Como de se esperar num livro de Pimenta, o poema é contrário ao Cristianismo (“Mas por que não tinhas tu um cão da raça trifauce/ que trespassasse as outras trindades”, p. 15), à hipocrisia (sobre Porto lemos: “uma Terra de melómanos/ com casas de putas e de música/ não perdoa”, p. 42) e ao fascismo (“mas não conhecias as muralhas/ que te encarceravam/ nem os graffiti suásticos/ que as cobriam”, p. 32).
No percurso do poema, do encontro de Pimenta com Gisberta até o silêncio de ambos, encontramos pedras-de-toque, como esta revisão de Platão: “Não tinhas uma direcção fixa/ porque isso são olhos dentro duma Cela/ Sempre a espreitar pelo buraco/ à procura da luz oficial que é autorizada a entrar” (p. 24). Dessa luz oficial foge um estrangeiro como Gisberta, estrangeira lá, mas também no Brasil – o que remete ao verso de Shakespeare citado no título. O preconceito racial, que seguiu Otelo (ele também é vítima na peça), no caso da brasileira foi substituído pelo sexual, que a tornou estrangeira em mais de um sentido e a levou à clandestinidade.

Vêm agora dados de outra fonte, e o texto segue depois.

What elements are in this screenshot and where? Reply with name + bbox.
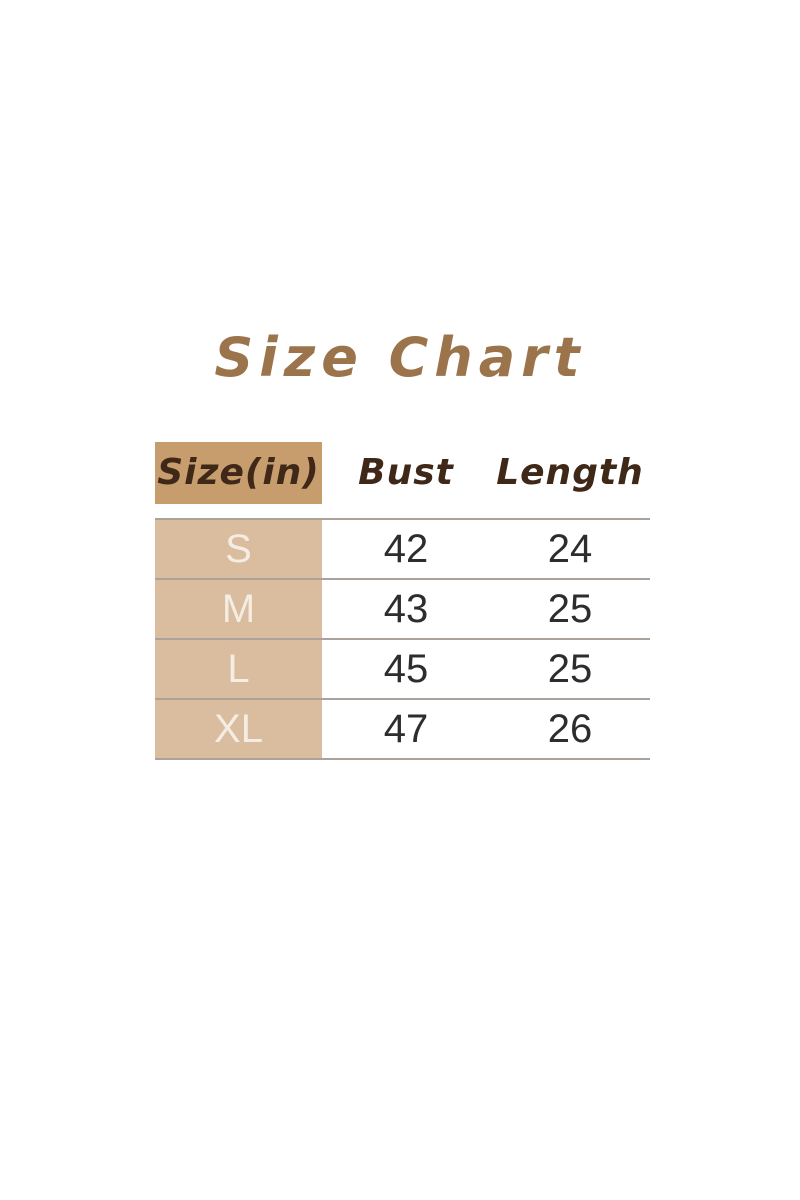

Essa morte, de caráter social, preparou o caminho da morte física: “Nesse inóspito lugar/ com essa entretanto nova Rica e desleal cidade/ não há relação possível” (p. 48).


[1] Note-se a ironia do título: indulgência plenária é o nome de um perdão a penas temporais, uma vez que os pecados já foram remitidos, concedido pela Igreja Católica.
[2] A aproximação entre os dois livros foi feita pelo próprio poeta, que, em 26 de maio de 2007, no Teatro Acadêmico Gil Vicente, leu ambos em um espetáculo a que deu o nome “Pequenos Estragos”. A leitura foi precedida de uma fala sobre “Poesia e violência”, por ele assim anunciada: “Alberto Pimenta é um daqueles poetas que levam muito a sério e agradecem a tolerância que Aristóteles lhes concede através da permissão de desvios da norma que ele normativamente fixa na Retórica e na Poética. Assim, considera-se um ‘tolerado’, no mesmíssimo sentido do termo administrativo com que eram designadas as prostitutas em Portugal até cerca de meados do século XX. Continuando o raciocínio, e da mesma maneira que não há mestres ou políticos iguais, separa os poetas em duas categorias: os tolerantes e os tolerados.
Na 1a Parte do serão, A.P. vai tratar o tema «Poesia e Violência», a partir da sua perspectiva de tolerado, portanto sem a mais mínima espécie de tolerância.” (http://dupond.ci.uc.pt/tagv/evento.asp?evtid=993)
[3] Casta morte. O Público, Lisboa, 16 de junho de 2007.